Por José Maria Matias, aluno do mestrado de Ciência Política e Relações Internacionais na Universidade Nova de Lisboa
Compete ao Governo, governar. Compete à oposição, escrutinar. Esta é uma máxima da Democracia que não pode ser colocada em causa. Uma oposição deve reger-se pelo combate livre, leal e democrático ao Governo. Se no passado recente, vimos a falta que faz uma oposição à direita como no tempo de Pedro Passos Coelho, o que viria a permitir um crescimento perigoso da extrema-esquerda nas eleições de 2015, hoje corremos o risco de ver as consequências de colocar a oposição a discutir outras coisas que não, o combate ao Governo.

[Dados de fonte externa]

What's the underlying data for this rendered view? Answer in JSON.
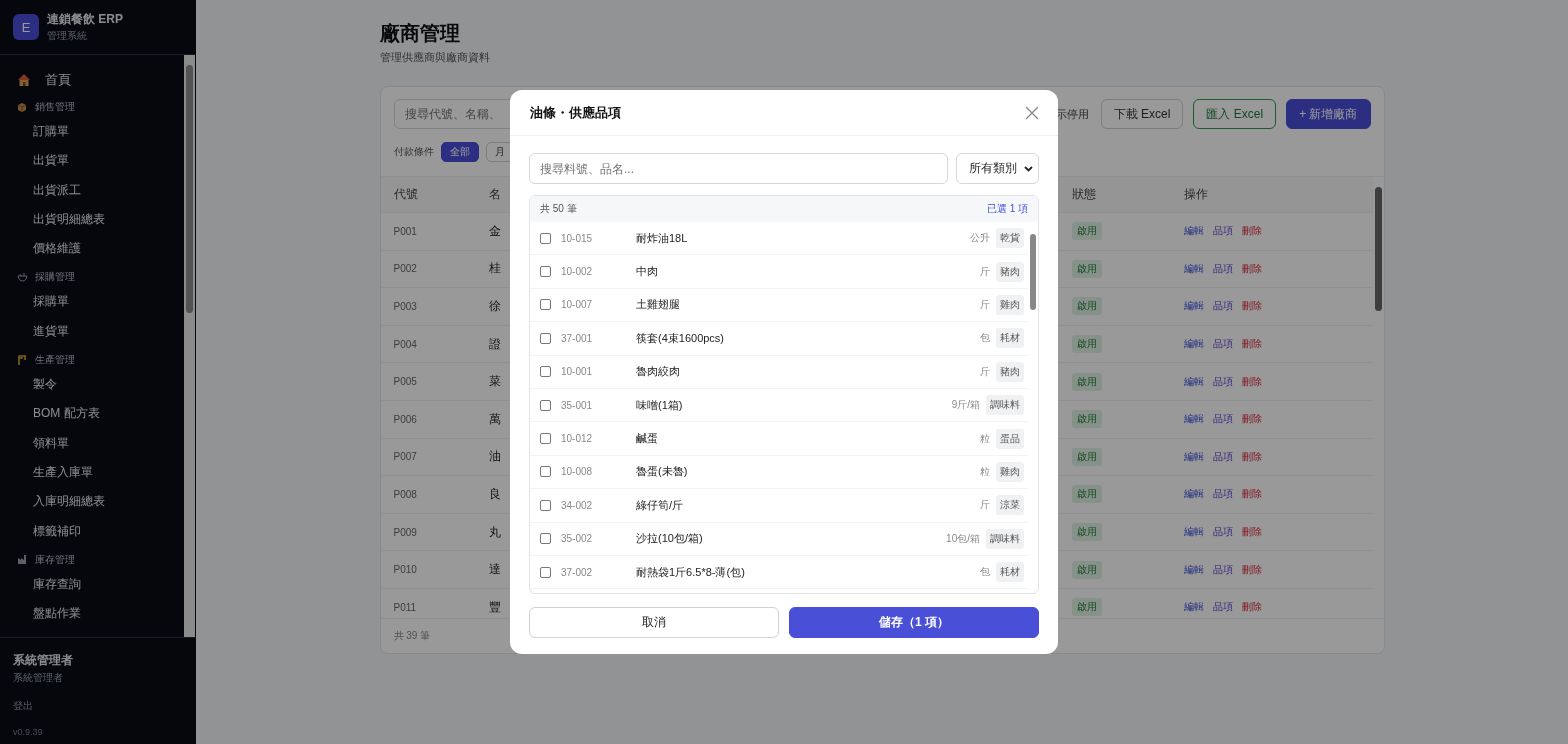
{
  "sidebar": {
    "logo_letter": "E",
    "app_name": "連鎖餐飲 ERP",
    "app_subtitle": "管理系統",
    "nav": [
      {
        "kind": "link",
        "label": "首頁"
      },
      {
        "kind": "group",
        "label": "銷售管理",
        "children": [
          {
            "label": "訂購單"
          },
          {
            "label": "出貨單"
          },
          {
            "label": "出貨派工"
          },
          {
            "label": "出貨明細總表"
          },
          {
            "label": "價格維護"
          }
        ]
      },
      {
        "kind": "group",
        "label": "採購管理",
        "children": [
          {
            "label": "採購單"
          },
          {
            "label": "進貨單"
          }
        ]
      },
      {
        "kind": "group",
        "label": "生產管理",
        "children": [
          {
            "label": "製令"
          },
          {
            "label": "BOM 配方表"
          },
          {
            "label": "領料單"
          },
          {
            "label": "生產入庫單"
          },
          {
            "label": "入庫明細總表"
          },
          {
            "label": "標籤補印"
          }
        ]
      },
      {
        "kind": "group",
        "label": "庫存管理",
        "children": [
          {
            "label": "庫存查詢"
          },
          {
            "label": "盤點作業"
          }
        ]
      }
    ],
    "user_name": "系統管理者",
    "user_role": "系統管理者",
    "logout": "登出",
    "version": "v0.9.39"
  },
  "page": {
    "title": "廠商管理",
    "subtitle": "管理供應商與廠商資料"
  },
  "toolbar": {
    "search_placeholder": "搜尋代號、名稱、",
    "show_disabled_label": "示停用",
    "buttons": [
      {
        "label": "下載 Excel",
        "kind": "outline"
      },
      {
        "label": "匯入 Excel",
        "kind": "success"
      },
      {
        "label": "+ 新增廠商",
        "kind": "primary"
      }
    ]
  },
  "filter": {
    "label": "付款條件",
    "chips": [
      {
        "label": "全部",
        "selected": true
      },
      {
        "label": "月",
        "selected": false
      }
    ]
  },
  "table": {
    "columns": [
      "代號",
      "名",
      "狀態",
      "操作"
    ],
    "rows": [
      {
        "code": "P001",
        "name": "金",
        "status": "啟用",
        "actions": [
          {
            "label": "編輯",
            "kind": "edit"
          },
          {
            "label": "品項",
            "kind": "items"
          },
          {
            "label": "刪除",
            "kind": "delete"
          }
        ]
      },
      {
        "code": "P002",
        "name": "桂",
        "status": "啟用",
        "actions": [
          {
            "label": "編輯",
            "kind": "edit"
          },
          {
            "label": "品項",
            "kind": "items"
          },
          {
            "label": "刪除",
            "kind": "delete"
          }
        ]
      },
      {
        "code": "P003",
        "name": "徐",
        "status": "啟用",
        "actions": [
          {
            "label": "編輯",
            "kind": "edit"
          },
          {
            "label": "品項",
            "kind": "items"
          },
          {
            "label": "刪除",
            "kind": "delete"
          }
        ]
      },
      {
        "code": "P004",
        "name": "證",
        "status": "啟用",
        "actions": [
          {
            "label": "編輯",
            "kind": "edit"
          },
          {
            "label": "品項",
            "kind": "items"
          },
          {
            "label": "刪除",
            "kind": "delete"
          }
        ]
      },
      {
        "code": "P005",
        "name": "菜",
        "status": "啟用",
        "actions": [
          {
            "label": "編輯",
            "kind": "edit"
          },
          {
            "label": "品項",
            "kind": "items"
          },
          {
            "label": "刪除",
            "kind": "delete"
          }
        ]
      },
      {
        "code": "P006",
        "name": "萬",
        "status": "啟用",
        "actions": [
          {
            "label": "編輯",
            "kind": "edit"
          },
          {
            "label": "品項",
            "kind": "items"
          },
          {
            "label": "刪除",
            "kind": "delete"
          }
        ]
      },
      {
        "code": "P007",
        "name": "油",
        "status": "啟用",
        "actions": [
          {
            "label": "編輯",
            "kind": "edit"
          },
          {
            "label": "品項",
            "kind": "items"
          },
          {
            "label": "刪除",
            "kind": "delete"
          }
        ]
      },
      {
        "code": "P008",
        "name": "良",
        "status": "啟用",
        "actions": [
          {
            "label": "編輯",
            "kind": "edit"
          },
          {
            "label": "品項",
            "kind": "items"
          },
          {
            "label": "刪除",
            "kind": "delete"
          }
        ]
      },
      {
        "code": "P009",
        "name": "丸",
        "status": "啟用",
        "actions": [
          {
            "label": "編輯",
            "kind": "edit"
          },
          {
            "label": "品項",
            "kind": "items"
          },
          {
            "label": "刪除",
            "kind": "delete"
          }
        ]
      },
      {
        "code": "P010",
        "name": "達",
        "status": "啟用",
        "actions": [
          {
            "label": "編輯",
            "kind": "edit"
          },
          {
            "label": "品項",
            "kind": "items"
          },
          {
            "label": "刪除",
            "kind": "delete"
          }
        ]
      },
      {
        "code": "P011",
        "name": "豐",
        "status": "啟用",
        "actions": [
          {
            "label": "編輯",
            "kind": "edit"
          },
          {
            "label": "品項",
            "kind": "items"
          },
          {
            "label": "刪除",
            "kind": "delete"
          }
        ]
      }
    ],
    "footer": "共 39 筆"
  },
  "modal": {
    "title": "油條・供應品項",
    "search_placeholder": "搜尋料號、品名...",
    "category_select": "所有類別",
    "total": "共 50 筆",
    "selected_count": "已選 1 項",
    "items": [
      {
        "code": "10-015",
        "name": "耐炸油18L",
        "unit": "公升",
        "category": "乾貨",
        "checked": false
      },
      {
        "code": "10-002",
        "name": "中肉",
        "unit": "斤",
        "category": "豬肉",
        "checked": false
      },
      {
        "code": "10-007",
        "name": "土雞翅腿",
        "unit": "斤",
        "category": "雞肉",
        "checked": false
      },
      {
        "code": "37-001",
        "name": "筷套(4束1600pcs)",
        "unit": "包",
        "category": "耗材",
        "checked": false
      },
      {
        "code": "10-001",
        "name": "魯肉絞肉",
        "unit": "斤",
        "category": "豬肉",
        "checked": false
      },
      {
        "code": "35-001",
        "name": "味噌(1箱)",
        "unit": "9斤/箱",
        "category": "調味料",
        "checked": false
      },
      {
        "code": "10-012",
        "name": "鹹蛋",
        "unit": "粒",
        "category": "蛋品",
        "checked": false
      },
      {
        "code": "10-008",
        "name": "魯蛋(未魯)",
        "unit": "粒",
        "category": "雞肉",
        "checked": false
      },
      {
        "code": "34-002",
        "name": "綠仔筍/斤",
        "unit": "斤",
        "category": "涼菜",
        "checked": false
      },
      {
        "code": "35-002",
        "name": "沙拉(10包/箱)",
        "unit": "10包/箱",
        "category": "調味料",
        "checked": false
      },
      {
        "code": "37-002",
        "name": "耐熱袋1斤6.5*8-薄(包)",
        "unit": "包",
        "category": "耗材",
        "checked": false
      }
    ],
    "cancel": "取消",
    "save": "儲存（1 項）"
  }
}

O PSD não pode querer combater o Chega e o PS ao mesmo tempo. Sempre que o fez, perdeu. Como tal, a pergunta mais importante do momento, nunca foi que tipo de coligação, entendimento ou acordo deverá sair de um possível governo do PSD, fruto de uma eleição que ainda não aconteceu e que ninguém sabe quando será, consequência de um resultado que ninguém sabe o que determinará.
Aliás, discutir com quem o PSD se entenderá, é aquilo que mais interessa ao PS. Enquanto discute-se a fórmula de um governo que só existe na imaginação, não discutem a TAP, a educação, a estagnação económica, a falta de médicos, a degradação dos serviços públicos, o combate à inflação e a sucessão de casos de um governo muito fragilizado politicamente e que não tem condições para permanecer em funções. A discussão de governos imaginários, tornou-se uma das maiores fantasias para a permanência do PS no poder.
Mais, no próximo ano teremos eleições europeias, aqui teríamos um teste político decisivo para compreender a vitalidade do presente ciclo político. No entanto, a bolha política prepara-se para colocar como tónica fundamental para a discussão dessa eleição, com quem é que o PSD irá entender-se em 2026 e não o que é que o PS terá feito até 2024. Preferem julgar um futuro que ainda não aconteceu, do que um passado que todos sabemos bem as consequências. Como é que é possível?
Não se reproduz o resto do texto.